Fais des photos tous les jours. Autant que possible. Evidemment, quand tu reviens de voyage avec 4000 photos, tu peux prendre plus de temps pour sélectionner
Quand tu n’as pas d’idées, va te promener, tu sors. Tu marches au hasard. Même si tu feel pas… La photo c’est mon remède. Mon mode de vie.


Leçon bonus : être bon vendeur – s’associer avec d’autres talents


Etre bon vendeur est une qualité essentielle pour durer dans le milieu, car il y a de plus en plus de photographes. C’est une qualité qui intéresse beaucoup de monde. Il n’y a jamais vraiment eu beaucoup de place pour les photographes.
Ce n’est pas une règle gravée dans le marbre, mais je m’associerais avec d’autres photographes pour partir un petit bureau par exemple. Il te faudrait alors trouver dans le groupe quelqu’un qui est bon vendeur, l’autre dans la calibration, l’autre dans l’édition, le shooting, le marketing, etc., et créer une équipe, s’entourer des meilleurs ; et ce dans le but de vendre un produit comme un reportage, une série de photos, des prestations commerciales…
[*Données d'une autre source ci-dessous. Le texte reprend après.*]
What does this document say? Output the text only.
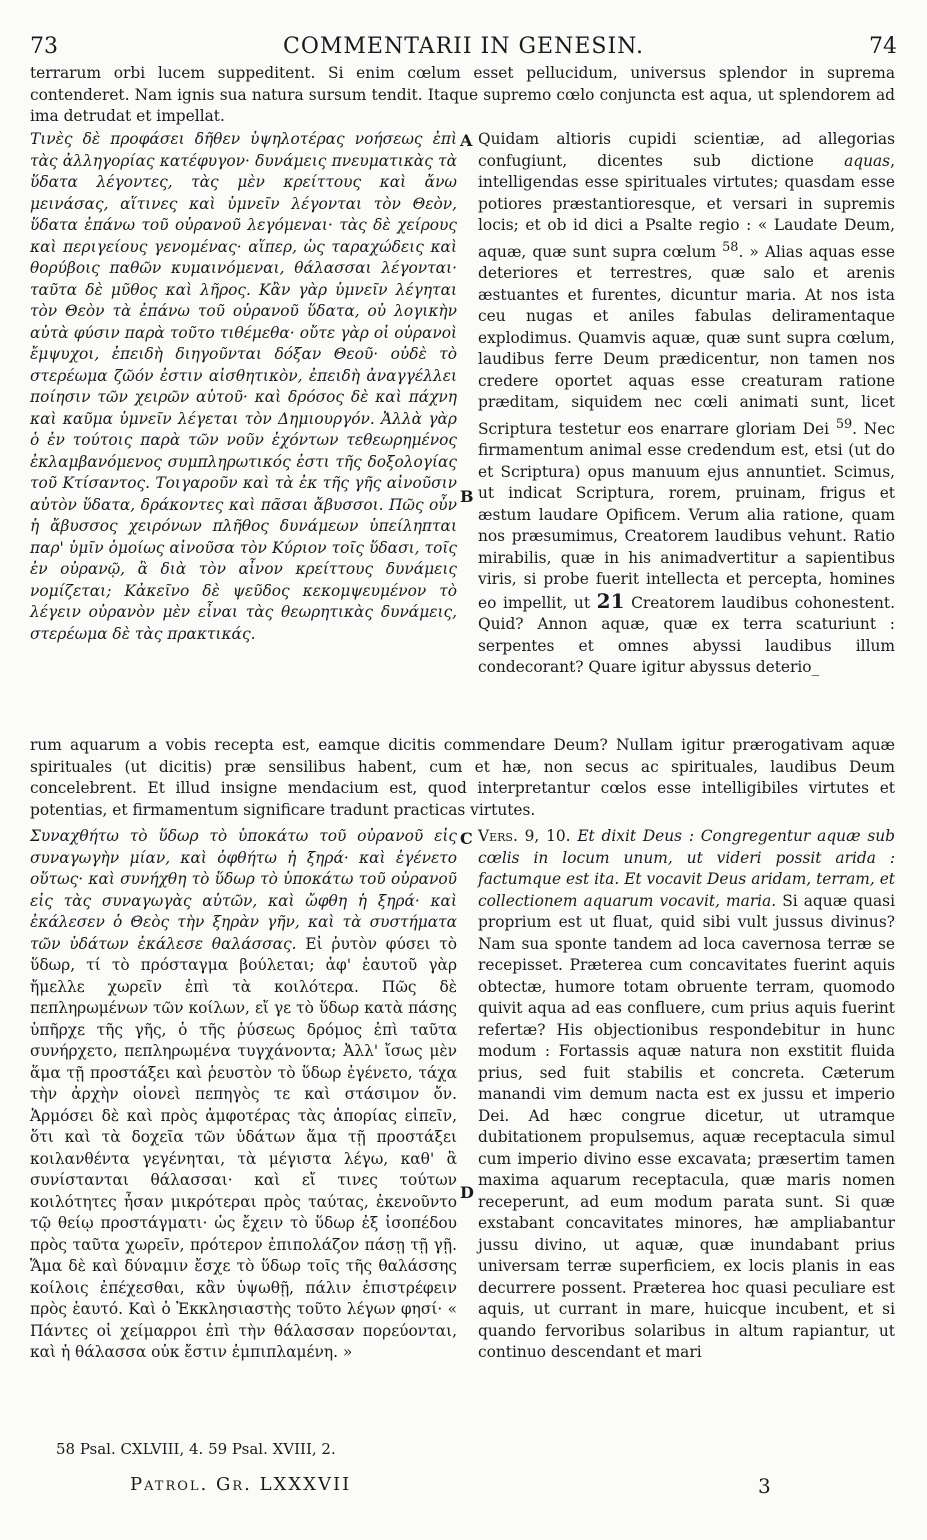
73	COMMENTARII IN GENESIN.	74

terrarum orbi lucem suppeditent. Si enim cœlum esset pellucidum, universus splendor in suprema contenderet. Nam ignis sua natura sursum tendit. Itaque supremo cœlo conjuncta est aqua, ut splendorem ad ima detrudat et impellat.

Τινὲς δὲ προφάσει δῆθεν ὑψηλοτέρας νοήσεως ἐπὶ τὰς ἀλληγορίας κατέφυγον· δυνάμεις πνευματικὰς τὰ ὕδατα λέγοντες, τὰς μὲν κρείττους καὶ ἄνω μεινάσας, αἵτινες καὶ ὑμνεῖν λέγονται τὸν Θεὸν, ὕδατα ἐπάνω τοῦ οὐρανοῦ λεγόμεναι· τὰς δὲ χείρους καὶ περιγείους γενομένας· αἵπερ, ὡς ταραχώδεις καὶ θορύβοις παθῶν κυμαινόμεναι, θάλασσαι λέγονται· ταῦτα δὲ μῦθος καὶ λῆρος. Κἂν γὰρ ὑμνεῖν λέγηται τὸν Θεὸν τὰ ἐπάνω τοῦ οὐρανοῦ ὕδατα, οὐ λογικὴν αὐτὰ φύσιν παρὰ τοῦτο τιθέμεθα· οὔτε γὰρ οἱ οὐρανοὶ ἔμψυχοι, ἐπειδὴ διηγοῦνται δόξαν Θεοῦ· οὐδὲ τὸ στερέωμα ζῶόν ἐστιν αἰσθητικὸν, ἐπειδὴ ἀναγγέλλει ποίησιν τῶν χειρῶν αὐτοῦ· καὶ δρόσος δὲ καὶ πάχνη καὶ καῦμα ὑμνεῖν λέγεται τὸν Δημιουργόν. Ἀλλὰ γὰρ ὁ ἐν τούτοις παρὰ τῶν νοῦν ἐχόντων τεθεωρημένος ἐκλαμβανόμενος συμπληρωτικός ἐστι τῆς δοξολογίας τοῦ Κτίσαντος. Τοιγαροῦν καὶ τὰ ἐκ τῆς γῆς αἰνοῦσιν αὐτὸν ὕδατα, δράκοντες καὶ πᾶσαι ἄβυσσοι. Πῶς οὖν ἡ ἄβυσσος χειρόνων πλῆθος δυνάμεων ὑπείληπται παρ' ὑμῖν ὁμοίως αἰνοῦσα τὸν Κύριον τοῖς ὕδασι, τοῖς ἐν οὐρανῷ, ἃ διὰ τὸν αἶνον κρείττους δυνάμεις νομίζεται; Κἀκεῖνο δὲ ψεῦδος κεκομψευμένον τὸ λέγειν οὐρανὸν μὲν εἶναι τὰς θεωρητικὰς δυνάμεις, στερέωμα δὲ τὰς πρακτικάς.

Quidam altioris cupidi scientiæ, ad allegorias confugiunt, dicentes sub dictione aquas, intelligendas esse spirituales virtutes; quasdam esse potiores præstantioresque, et versari in supremis locis; et ob id dici a Psalte regio : « Laudate Deum, aquæ, quæ sunt supra cœlum $^{58}$. » Alias aquas esse deteriores et terrestres, quæ salo et arenis æstuantes et furentes, dicuntur maria. At nos ista ceu nugas et aniles fabulas deliramentaque explodimus. Quamvis aquæ, quæ sunt supra cœlum, laudibus ferre Deum prædicentur, non tamen nos credere oportet aquas esse creaturam ratione præditam, siquidem nec cœli animati sunt, licet Scriptura testetur eos enarrare gloriam Dei $^{59}$. Nec firmamentum animal esse credendum est, etsi (ut do et Scriptura) opus manuum ejus annuntiet. Scimus, ut indicat Scriptura, rorem, pruinam, frigus et æstum laudare Opificem. Verum alia ratione, quam nos præsumimus, Creatorem laudibus vehunt. Ratio mirabilis, quæ in his animadvertitur a sapientibus viris, si probe fuerit intellecta et percepta, homines eo impellit, ut 21 Creatorem laudibus cohonestent. Quid? Annon aquæ, quæ ex terra scaturiunt : serpentes et omnes abyssi laudibus illum condecorant? Quare igitur abyssus deterio_
A
B
C
D

rum aquarum a vobis recepta est, eamque dicitis commendare Deum? Nullam igitur prærogativam aquæ spirituales (ut dicitis) præ sensilibus habent, cum et hæ, non secus ac spirituales, laudibus Deum concelebrent. Et illud insigne mendacium est, quod interpretantur cœlos esse intelligibiles virtutes et potentias, et firmamentum significare tradunt practicas virtutes.

Συναχθήτω τὸ ὕδωρ τὸ ὑποκάτω τοῦ οὐρανοῦ εἰς συναγωγὴν μίαν, καὶ ὀφθήτω ἡ ξηρά· καὶ ἐγένετο οὕτως· καὶ συνήχθη τὸ ὕδωρ τὸ ὑποκάτω τοῦ οὐρανοῦ εἰς τὰς συναγωγὰς αὐτῶν, καὶ ὤφθη ἡ ξηρά· καὶ ἐκάλεσεν ὁ Θεὸς τὴν ξηρὰν γῆν, καὶ τὰ συστήματα τῶν ὑδάτων ἐκάλεσε θαλάσσας. Εἰ ῥυτὸν φύσει τὸ ὕδωρ, τί τὸ πρόσταγμα βούλεται; ἀφ' ἑαυτοῦ γὰρ ἤμελλε χωρεῖν ἐπὶ τὰ κοιλότερα. Πῶς δὲ πεπληρωμένων τῶν κοίλων, εἴ γε τὸ ὕδωρ κατὰ πάσης ὑπῆρχε τῆς γῆς, ὁ τῆς ῥύσεως δρόμος ἐπὶ ταῦτα συνήρχετο, πεπληρωμένα τυγχάνοντα; Ἀλλ' ἴσως μὲν ἅμα τῇ προστάξει καὶ ῥευστὸν τὸ ὕδωρ ἐγένετο, τάχα τὴν ἀρχὴν οἱονεὶ πεπηγὸς τε καὶ στάσιμον ὄν. Ἁρμόσει δὲ καὶ πρὸς ἀμφοτέρας τὰς ἀπορίας εἰπεῖν, ὅτι καὶ τὰ δοχεῖα τῶν ὑδάτων ἅμα τῇ προστάξει κοιλανθέντα γεγένηται, τὰ μέγιστα λέγω, καθ' ἃ συνίστανται θάλασσαι· καὶ εἴ τινες τούτων κοιλότητες ἦσαν μικρότεραι πρὸς ταύτας, ἐκενοῦντο τῷ θείῳ προστάγματι· ὡς ἔχειν τὸ ὕδωρ ἐξ ἰσοπέδου πρὸς ταῦτα χωρεῖν, πρότερον ἐπιπολάζον πάσῃ τῇ γῇ. Ἅμα δὲ καὶ δύναμιν ἔσχε τὸ ὕδωρ τοῖς τῆς θαλάσσης κοίλοις ἐπέχεσθαι, κἂν ὑψωθῇ, πάλιν ἐπιστρέφειν πρὸς ἑαυτό. Καὶ ὁ Ἐκκλησιαστὴς τοῦτο λέγων φησί· « Πάντες οἱ χείμαρροι ἐπὶ τὴν θάλασσαν πορεύονται, καὶ ἡ θάλασσα οὐκ ἔστιν ἐμπιπλαμένη. »
Vers. 9, 10. Et dixit Deus : Congregentur aquæ sub cœlis in locum unum, ut videri possit arida : factumque est ita. Et vocavit Deus aridam, terram, et collectionem aquarum vocavit, maria. Si aquæ quasi proprium est ut fluat, quid sibi vult jussus divinus? Nam sua sponte tandem ad loca cavernosa terræ se recepisset. Præterea cum concavitates fuerint aquis obtectæ, humore totam obruente terram, quomodo quivit aqua ad eas confluere, cum prius aquis fuerint refertæ? His objectionibus respondebitur in hunc modum : Fortassis aquæ natura non exstitit fluida prius, sed fuit stabilis et concreta. Cæterum manandi vim demum nacta est ex jussu et imperio Dei. Ad hæc congrue dicetur, ut utramque dubitationem propulsemus, aquæ receptacula simul cum imperio divino esse excavata; præsertim tamen maxima aquarum receptacula, quæ maris nomen receperunt, ad eum modum parata sunt. Si quæ exstabant concavitates minores, hæ ampliabantur jussu divino, ut aquæ, quæ inundabant prius universam terræ superficiem, ex locis planis in eas decurrere possent. Præterea hoc quasi peculiare est aquis, ut currant in mare, huicque incubent, et si quando fervoribus solaribus in altum rapiantur, ut continuo descendant et mari
58 Psal. CXLVIII, 4. 59 Psal. XVIII, 2.
Patrol. Gr. LXXXVII	3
Pour un reportage, je conseillerais de répartir les tâches spécifiquement afin de créer un produit de qualité. Puis le vendre à un maximum de clients. Sinon, en exclusivité, vendre trois fois le prix. Voilà comment je vois une bonne manière de démarrer.
Pour moi, la polyvalence te permet d’avoir un niveau correct dans beaucoup de tâches. C’est bien pour l’autonomie, d’autant plus que le métier de photographe tend vers l’individualisme. Pour l’excellence, c’est la spécification que je recommande ; et, comme je l’ai dit, de s’associer avec d’autres pointures dans leur domaine.
L’expérience du photojournaliste Jacques Nadeau est vaste. Elle s’étend désormais à plusieurs décennies de photographie. « Je pense beaucoup à l’avenir », confie-t-il. Les clés de son succès,
empreintes de toutes ces leçons, pourraient profiter à la nouvelle génération de journalistes et de photographes.
S’il ne devait garder qu’une seule photo de son travail : la photo du jazzman qu’il a prise, avec les mains devant le visage. Un homme très sympathique.
Pour mes photos, la retouche consiste surtout en un léger recadrement, un peu de dodge and burn, et justement de contraste. C’est tout. J’utilise Photoshop de la même façon que j’utilisais la chambre noire.